Most recently, anti-energy activists in March successfully secured the removal of the Mid- and South Atlantic from the nation’s next five-year offshore oil and natural gas leasing program for 2017-2022.

Now, many of these same anti-energy groups are determined to shut down development right here in our own backyard in the Gulf of Mexico, having recently taken to the streets of downtown Houston and far beyond to make their nonsensical case. In making such reckless and irresponsible demands, these groups conveniently do not explain how we will replace approximately 20 percent of our crude supply, nor do they recognize federal government forecasts that U.S. consumption of oil and natural gas in 2040 will be nearly identical to what we consumed in 2013.

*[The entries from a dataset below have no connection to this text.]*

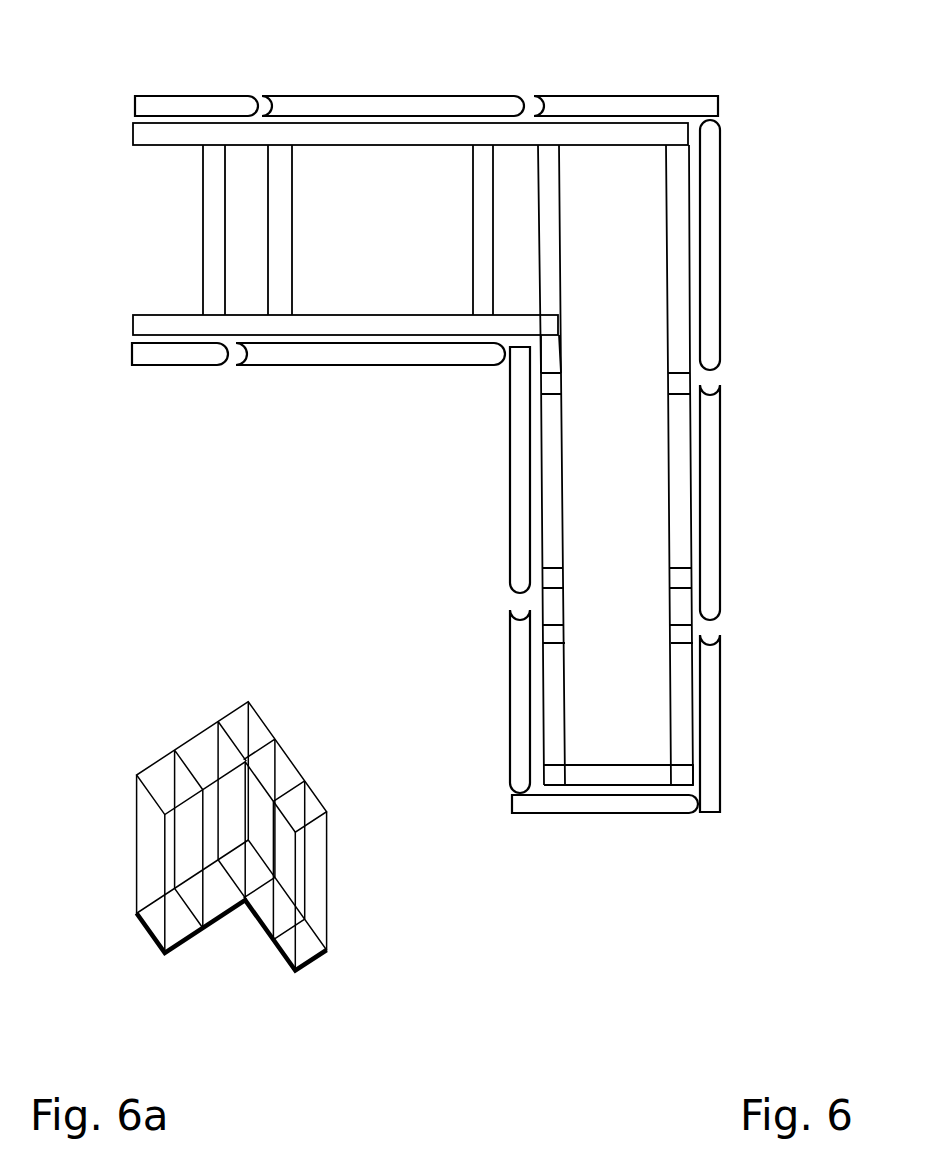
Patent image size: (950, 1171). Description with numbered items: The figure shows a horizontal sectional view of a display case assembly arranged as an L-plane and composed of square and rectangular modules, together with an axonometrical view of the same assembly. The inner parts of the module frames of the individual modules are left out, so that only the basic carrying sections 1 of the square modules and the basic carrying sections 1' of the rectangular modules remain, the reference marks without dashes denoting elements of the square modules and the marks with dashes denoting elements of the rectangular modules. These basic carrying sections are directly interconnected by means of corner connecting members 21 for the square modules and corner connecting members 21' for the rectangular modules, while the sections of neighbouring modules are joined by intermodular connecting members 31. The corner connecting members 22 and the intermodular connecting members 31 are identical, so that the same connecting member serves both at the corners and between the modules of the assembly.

The basic carrying section 1 is at (476, 312).
The basic carrying section of rectangular module 1' is at (475, 460).
The corner connecting member 21 is at (467, 285).
The corner connecting member of rectangular module 21' is at (559, 450).
The corner connecting member 22 is at (483, 327).
The intermodular connecting member 31 is at (512, 325).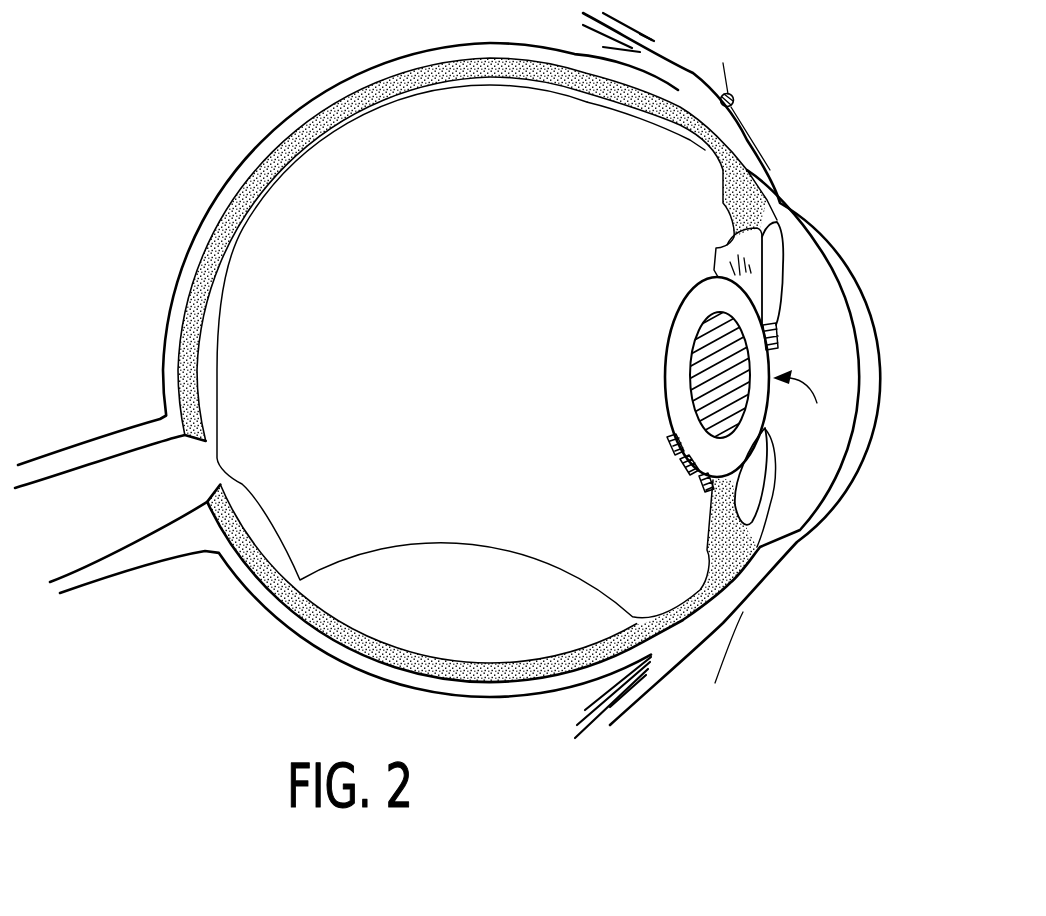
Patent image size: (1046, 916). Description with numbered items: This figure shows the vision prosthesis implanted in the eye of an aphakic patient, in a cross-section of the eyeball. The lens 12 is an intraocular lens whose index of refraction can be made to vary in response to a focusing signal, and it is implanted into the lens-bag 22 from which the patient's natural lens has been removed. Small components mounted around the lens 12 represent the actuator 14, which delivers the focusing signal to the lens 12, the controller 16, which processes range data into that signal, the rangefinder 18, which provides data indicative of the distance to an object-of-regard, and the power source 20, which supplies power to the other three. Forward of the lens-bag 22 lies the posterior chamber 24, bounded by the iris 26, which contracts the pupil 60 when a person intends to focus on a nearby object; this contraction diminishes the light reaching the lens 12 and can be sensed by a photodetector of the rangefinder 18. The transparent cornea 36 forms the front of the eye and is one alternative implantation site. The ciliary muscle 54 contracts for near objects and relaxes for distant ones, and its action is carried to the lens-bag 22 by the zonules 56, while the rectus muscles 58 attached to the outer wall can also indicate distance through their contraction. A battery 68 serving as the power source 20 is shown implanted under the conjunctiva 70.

The lens 12 is at (710, 357).
The actuator 14 is at (668, 440).
The controller 16 is at (683, 458).
The rangefinder 18 is at (700, 480).
The power source 20 is at (777, 337).
The lens-bag 22 is at (684, 307).
The posterior chamber 24 is at (770, 223).
The iris 26 is at (772, 278).
The cornea 36 is at (867, 427).
The ciliary muscle 54 is at (723, 228).
The zonules 56 is at (715, 248).
The rectus muscles 58 is at (615, 703).
The pupil 60 is at (803, 401).
The battery 68 is at (733, 95).
The conjunctiva 70 is at (725, 73).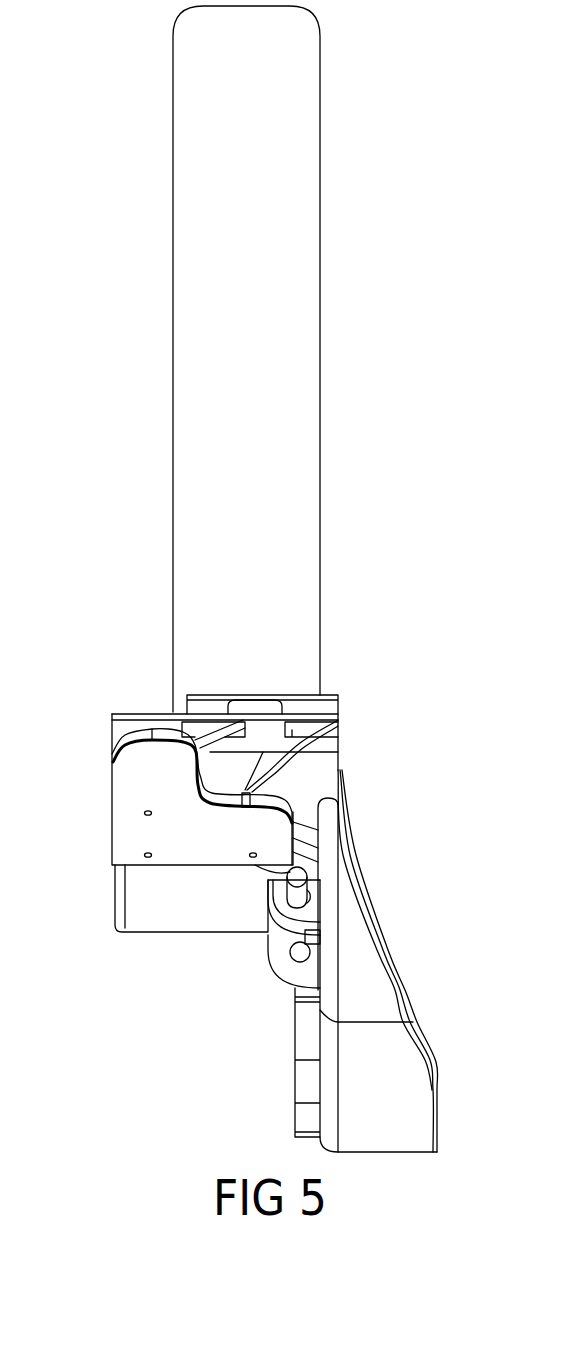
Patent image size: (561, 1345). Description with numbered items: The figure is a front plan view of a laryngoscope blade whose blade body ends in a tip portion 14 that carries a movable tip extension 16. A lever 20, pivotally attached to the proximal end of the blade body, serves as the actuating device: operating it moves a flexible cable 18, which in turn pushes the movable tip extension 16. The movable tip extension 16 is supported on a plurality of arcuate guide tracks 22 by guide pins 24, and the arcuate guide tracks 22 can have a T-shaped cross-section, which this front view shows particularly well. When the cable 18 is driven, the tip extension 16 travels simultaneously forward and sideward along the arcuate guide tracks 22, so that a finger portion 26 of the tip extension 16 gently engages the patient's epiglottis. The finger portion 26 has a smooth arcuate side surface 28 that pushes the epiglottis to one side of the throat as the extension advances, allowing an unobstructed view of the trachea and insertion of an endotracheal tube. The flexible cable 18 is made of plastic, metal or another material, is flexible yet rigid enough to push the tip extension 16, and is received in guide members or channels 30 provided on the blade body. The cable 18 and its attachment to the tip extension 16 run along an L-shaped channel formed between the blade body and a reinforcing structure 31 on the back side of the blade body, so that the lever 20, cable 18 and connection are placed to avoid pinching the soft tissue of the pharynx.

The tip portion 14 is at (333, 717).
The movable tip extension 16 is at (268, 821).
The flexible cable 18 is at (302, 893).
The lever 20 is at (303, 290).
The arcuate guide tracks 22 is at (213, 732).
The guide pins 24 is at (146, 854).
The finger portion 26 is at (132, 762).
The smooth arcuate side surface 28 is at (198, 792).
The guide members or channels 30 is at (313, 937).
The reinforcing structure 31 is at (397, 1112).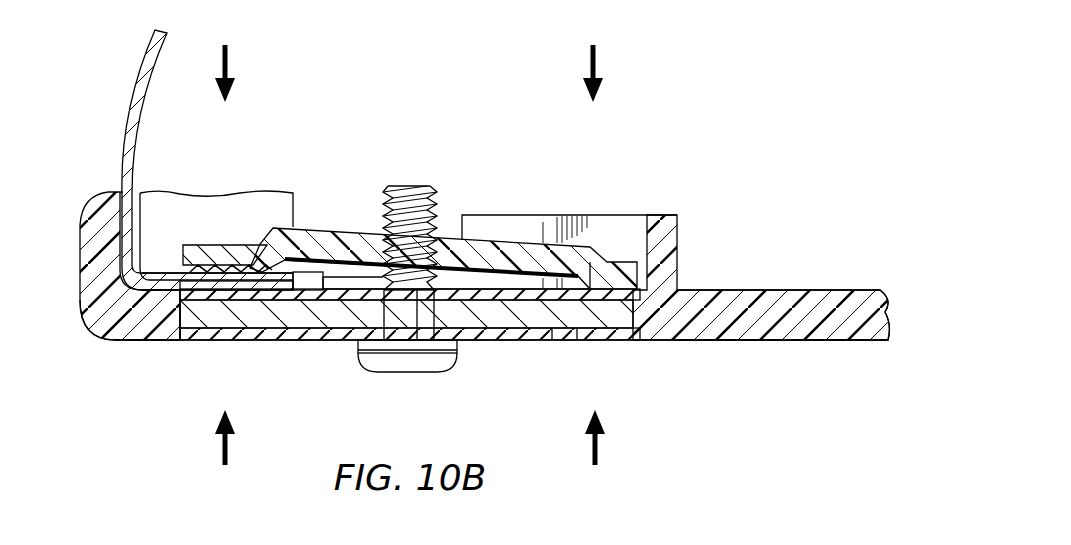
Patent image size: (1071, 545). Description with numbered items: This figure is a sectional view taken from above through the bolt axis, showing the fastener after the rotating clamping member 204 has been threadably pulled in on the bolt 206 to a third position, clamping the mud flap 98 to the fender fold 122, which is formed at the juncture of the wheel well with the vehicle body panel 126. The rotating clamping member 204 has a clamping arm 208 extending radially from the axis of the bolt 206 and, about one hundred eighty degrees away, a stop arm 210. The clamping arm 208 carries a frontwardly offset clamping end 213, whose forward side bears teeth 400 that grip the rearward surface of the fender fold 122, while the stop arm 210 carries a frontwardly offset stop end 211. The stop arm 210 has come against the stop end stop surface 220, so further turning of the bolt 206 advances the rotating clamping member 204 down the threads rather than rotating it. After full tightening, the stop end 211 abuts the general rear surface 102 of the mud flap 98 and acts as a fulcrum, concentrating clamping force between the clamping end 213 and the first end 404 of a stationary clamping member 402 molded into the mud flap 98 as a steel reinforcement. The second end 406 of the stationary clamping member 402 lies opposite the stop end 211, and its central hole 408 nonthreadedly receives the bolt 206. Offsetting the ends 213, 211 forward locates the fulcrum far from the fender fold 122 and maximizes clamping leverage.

The mud flap 98 is at (748, 343).
The general rear surface 102 is at (503, 287).
The fender fold 122 is at (163, 290).
The body panel 126 is at (122, 140).
The rotating clamping member 204 is at (333, 227).
The bolt 206 is at (410, 187).
The clamping arm 208 is at (212, 245).
The stop arm 210 is at (622, 262).
The stop end 211 is at (642, 268).
The clamping end 213 is at (167, 258).
The stop end stop surface 220 is at (592, 224).
The teeth 400 is at (268, 260).
The stationary clamping member 402 is at (515, 330).
The first end 404 is at (210, 297).
The second end 406 is at (617, 337).
The central hole 408 is at (383, 313).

They also refuse to acknowledge that as the United States leapfrogged Saudi Arabia and Russia to become the world’s largest producer of oil and natural gas in 2014, we also achieved a greenhouse gas emission level that was 9 percent lower than it was in 2005. These extremists furthermore choose to ignore a nearly 80-year track record of Gulf of Mexico energy development and coexistence with a vibrant tourism and fishing industry. They also fail to recognize the implementation of what U.S. Interior Secretary Sally Jewell has called “the most aggressive and comprehensive offshore oil and gas regulatory reforms in the nation’s history.”

Without facts and reason on their side, they simply resort to myths and hyperbole. With that in mind, could these groups really be successful in shutting down the Gulf of Mexico?

Consider this: President Obama has already issued a moratorium on coal leasing on federal lands, and when he removed the Atlantic in March, he did so despite the fact that all of the governors in the proposed leasing region supported moving forward with leasing and in spite of consistent majority support for offshore development in the region as reflected in public polling.

Yes, it could really happen. That is why Texans across the state need to weigh in now to tell the Obama administration that the Gulf of Mexico must be included in the next leasing program without any further restrictions or reductions. With clear warning signs visible to all and our state’s business climate and livelihoods on the line, standing on the sidelines is simply no longer an option.

Stephen Minick is vice president in government affairs at the Texas Association of Business.